On reaching the pyramid, we leave our horses and ascend with some difficulty the terrace surmounting it; we wander about in semi-darkness because of the rank vegetation which mantles over it. Our men clear it of the most obstructive trees, to facilitate its measurement: the shape of this pyramid is irregular, being 975 feet at the base, by some ninety-nine feet in height. Our plan gives the various monuments standing on its vast summit, measuring no less than 292 feet.

PLAN OF GREAT PYRAMID AT COMALCALCO.
No. 1, Tower partly standing. No. 2, Ruined Tower. No. 3, Palace. No. 4, Portion still standing. Nos. 5 and 6, Pyramids indicative of Ruins.

BAYS OF RUINED PALACE, COMALCALCO.

The principal monument (No. 3) was a great palace, the façade of which looked east and covered 231 feet, now reduced to a ruinous mass; fortunately a fragment of some twenty-two feet (No. 4) enables us to reconstruct the edifice. Our first drawing is a view of the outside, showing the dilapidated condition of the wall and its brick and mortar composition; the next a view of the interior, with fragments of thinner walls which divided the various apartments of the palace, probably seven or eight in number, of different dimensions, and having the same characteristics as the monuments at Uxmal and Palenque. It is the governor’s palace with its double bay of rooms, the slightly concave vault of Palenque; and if in our section of the palace a greater obliquity is observable, in the frieze supporting the roof, than in edifices of the same kind already known, or to be studied subsequently, this sloping finds here its proper place, and proves the intelligence of the builder without destroying the similarity of the different monuments.
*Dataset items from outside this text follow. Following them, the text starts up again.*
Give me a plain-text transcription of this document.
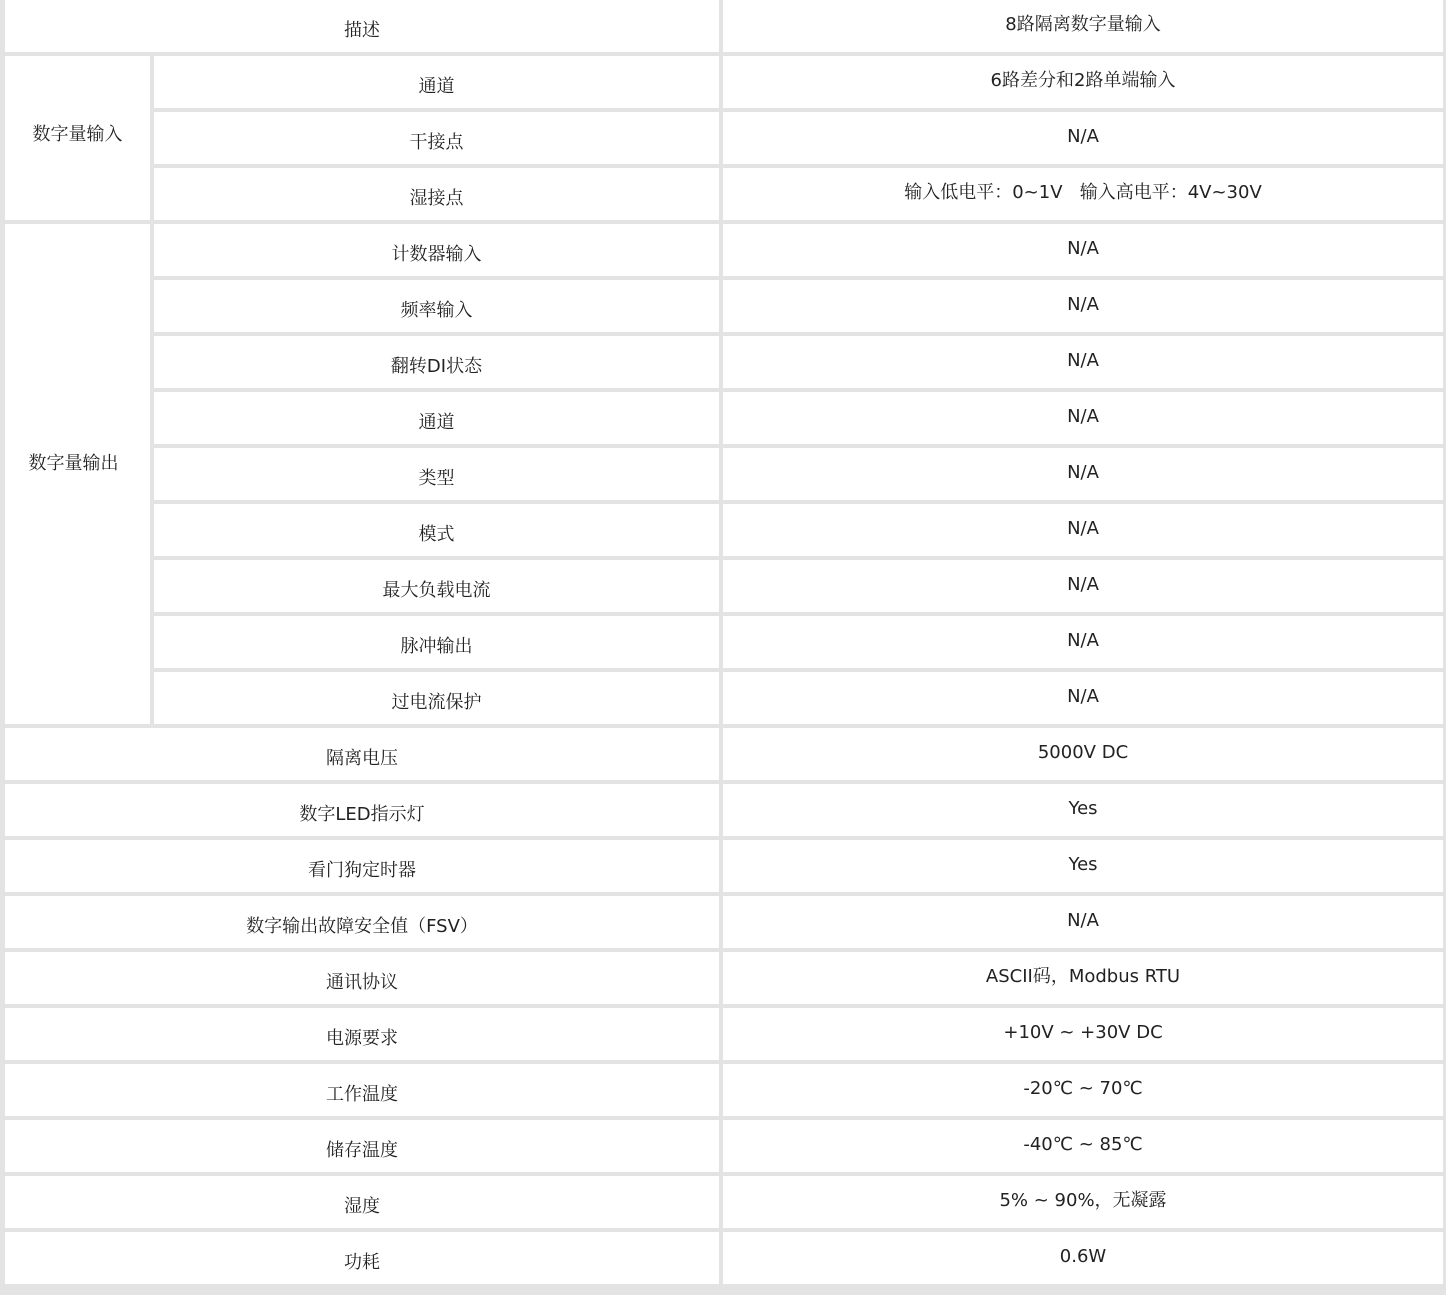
描述		8路隔离数字量输入
数字量输入	通道	6路差分和2路单端输入
	干接点	N/A
	湿接点	输入低电平：0~1V   输入高电平：4V~30V
数字量输出	计数器输入	N/A
	频率输入	N/A
	翻转DI状态	N/A
	通道	N/A
	类型	N/A
	模式	N/A
	最大负载电流	N/A
	脉冲输出	N/A
	过电流保护	N/A
隔离电压		5000V DC
数字LED指示灯		Yes
看门狗定时器		Yes
数字输出故障安全值（FSV）		N/A
通讯协议		ASCII码，Modbus RTU
电源要求		+10V ~ +30V DC
工作温度		-20℃ ~ 70℃
储存温度		-40℃ ~ 85℃
湿度		5% ~ 90%，无凝露
功耗		0.6W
In fact, we shall see the roof assuming a steeper or less steep incline, according to the climate; slightly oblique at Palenque where rain is frequent, it rises in the Yucatan peninsula, where a dry climate prevails, until it forms a flat roof, resting on perpendicular walls; whereas at Comalcalco and on the borders of the Gulf, where rain is incessant, architects increase the slope of the roof to facilitate the out-flow of the water, the better to preserve their buildings.

SECTION OF RUINS AT COMALCALCO.

If baked bricks mixed with thick layers of lime and mortar were substituted for stones, it is because none are to be found in that alluvial plain. As to the blocks necessary for the construction of columns, statues, altars, etc., they were brought by river from the mountains. But these modifications never destroy the typical outline of the Toltec calli, to be found in the chapter on Tula, and all the monuments which we shall meet with in our explorations will have the same type and the same architecture.

But to return. The walls of the palace were without any ornamentation, save a layer of smooth painted cement; they rose perpendicularly nine feet to a very projecting cornice, then sloping in a line parallel to the corbel vault, they terminated in a second cornice less salient than the first, both serving as frame to a frieze richly decorated, so far at least as could be ascertained from the fragments strewing the ground. Above this, towards the centre of the roof, rose a decorated wall, a peculiarly Toltec device, which existed already in the temples of the high plateaux, and which we shall observe in most structures, whether temples or palaces, terra-cotta models of which are to be found in the Trocadéro.